Spanish-language media giant Univision Communications on Thursday reported lower first-quarter earnings amid lower revenue, including from a carriage dispute with Dish Network, which it settled late in the quarter.
Univision, led by CEO Vincent Sadusky, reported a first-quarter profit of $24.3 million, compared with a year-ago profit of $47.4 million.
Quarterly adjusted operating income before depreciation and amortization, another profitability metric, dropped 19.6 percent to $204.3 million.
First-quarter revenue from continuing operations declined 8.2 percent to $666.2 million, with core advertising revenue down 8 percent to $606.2 million. Networks unit advertising revenue fell 4.8 percent to $287.0 million, “primarily due to declines in network advertising revenue partially offset by growth in our local television and digital advertising revenues,” the company said. “Among other factors, the lack of carriage on Dish had an unfavorable impact on our network advertising revenues.”
Non-advertising revenue, including carriage fees and content licensing, fell 12.4 percent to $273.6 million in the latest period.
“Our reprioritization on our core assets drove sequential ratings growth in the first quarter, where the Univision Network extended its season-to-date ratings lead among adults 18-49 to double digits over our nearest competitor in primetime,” said Sadusky. “This represents the second consecutive quarter of sequential primetime ratings growth without Dish carriage.

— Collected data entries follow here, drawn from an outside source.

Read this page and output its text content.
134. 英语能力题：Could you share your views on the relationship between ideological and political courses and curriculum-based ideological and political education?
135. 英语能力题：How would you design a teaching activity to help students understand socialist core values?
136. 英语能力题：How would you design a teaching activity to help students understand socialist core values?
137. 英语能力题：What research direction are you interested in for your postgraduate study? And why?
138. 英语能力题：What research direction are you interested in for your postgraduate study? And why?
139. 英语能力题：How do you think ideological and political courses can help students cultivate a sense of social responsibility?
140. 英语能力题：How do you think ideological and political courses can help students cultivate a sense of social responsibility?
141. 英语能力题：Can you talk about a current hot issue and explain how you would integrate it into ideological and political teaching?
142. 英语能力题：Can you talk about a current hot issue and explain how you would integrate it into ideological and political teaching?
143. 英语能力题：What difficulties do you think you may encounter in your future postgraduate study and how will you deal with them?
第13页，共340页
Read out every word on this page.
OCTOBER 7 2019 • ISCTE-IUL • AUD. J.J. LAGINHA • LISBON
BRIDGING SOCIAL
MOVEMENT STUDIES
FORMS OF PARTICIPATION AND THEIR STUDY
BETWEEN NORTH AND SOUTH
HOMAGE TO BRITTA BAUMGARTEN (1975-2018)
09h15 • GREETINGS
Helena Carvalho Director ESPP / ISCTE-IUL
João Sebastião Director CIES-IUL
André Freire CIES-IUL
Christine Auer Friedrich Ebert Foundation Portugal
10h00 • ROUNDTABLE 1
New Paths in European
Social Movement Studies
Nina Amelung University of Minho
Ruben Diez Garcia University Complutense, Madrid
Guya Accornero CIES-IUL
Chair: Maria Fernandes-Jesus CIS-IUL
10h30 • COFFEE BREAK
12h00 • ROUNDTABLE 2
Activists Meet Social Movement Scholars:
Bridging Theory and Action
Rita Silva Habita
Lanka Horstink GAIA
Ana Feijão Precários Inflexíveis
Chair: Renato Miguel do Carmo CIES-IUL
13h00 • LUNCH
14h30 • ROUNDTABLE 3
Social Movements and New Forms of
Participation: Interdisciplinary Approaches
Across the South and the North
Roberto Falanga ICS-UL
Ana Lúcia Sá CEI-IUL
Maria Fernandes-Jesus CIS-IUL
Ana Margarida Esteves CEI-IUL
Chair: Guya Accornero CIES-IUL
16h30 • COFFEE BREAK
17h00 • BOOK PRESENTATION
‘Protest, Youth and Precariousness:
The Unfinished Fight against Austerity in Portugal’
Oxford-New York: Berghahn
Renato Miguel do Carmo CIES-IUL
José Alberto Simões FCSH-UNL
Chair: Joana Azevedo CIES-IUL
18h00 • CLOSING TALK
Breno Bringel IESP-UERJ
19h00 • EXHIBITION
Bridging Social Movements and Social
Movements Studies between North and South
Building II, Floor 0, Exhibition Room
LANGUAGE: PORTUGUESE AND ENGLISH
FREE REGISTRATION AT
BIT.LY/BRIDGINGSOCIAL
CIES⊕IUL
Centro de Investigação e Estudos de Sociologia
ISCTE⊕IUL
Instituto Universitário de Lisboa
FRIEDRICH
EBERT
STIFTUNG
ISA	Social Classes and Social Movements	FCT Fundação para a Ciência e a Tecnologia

With our carriage dispute resolved and increased ratings, we are looking forward to showcasing Univision’s exciting new programming slate during this Upfront season.”
Univision last year cut jobs, scrapped plans for an initial public offering and replaced its CFO. The firm recently announced that private equity firm Great Hill Partners will buy Univision’s digital media group Gizmodo Media Group and The Onion for an undisclosed sum.
The sale price was not disclosed. Univision originally acquired the former Gawker Media publications for $135 million in August 2016, a deal that was seen as a bargain at the time but would be considered less so today.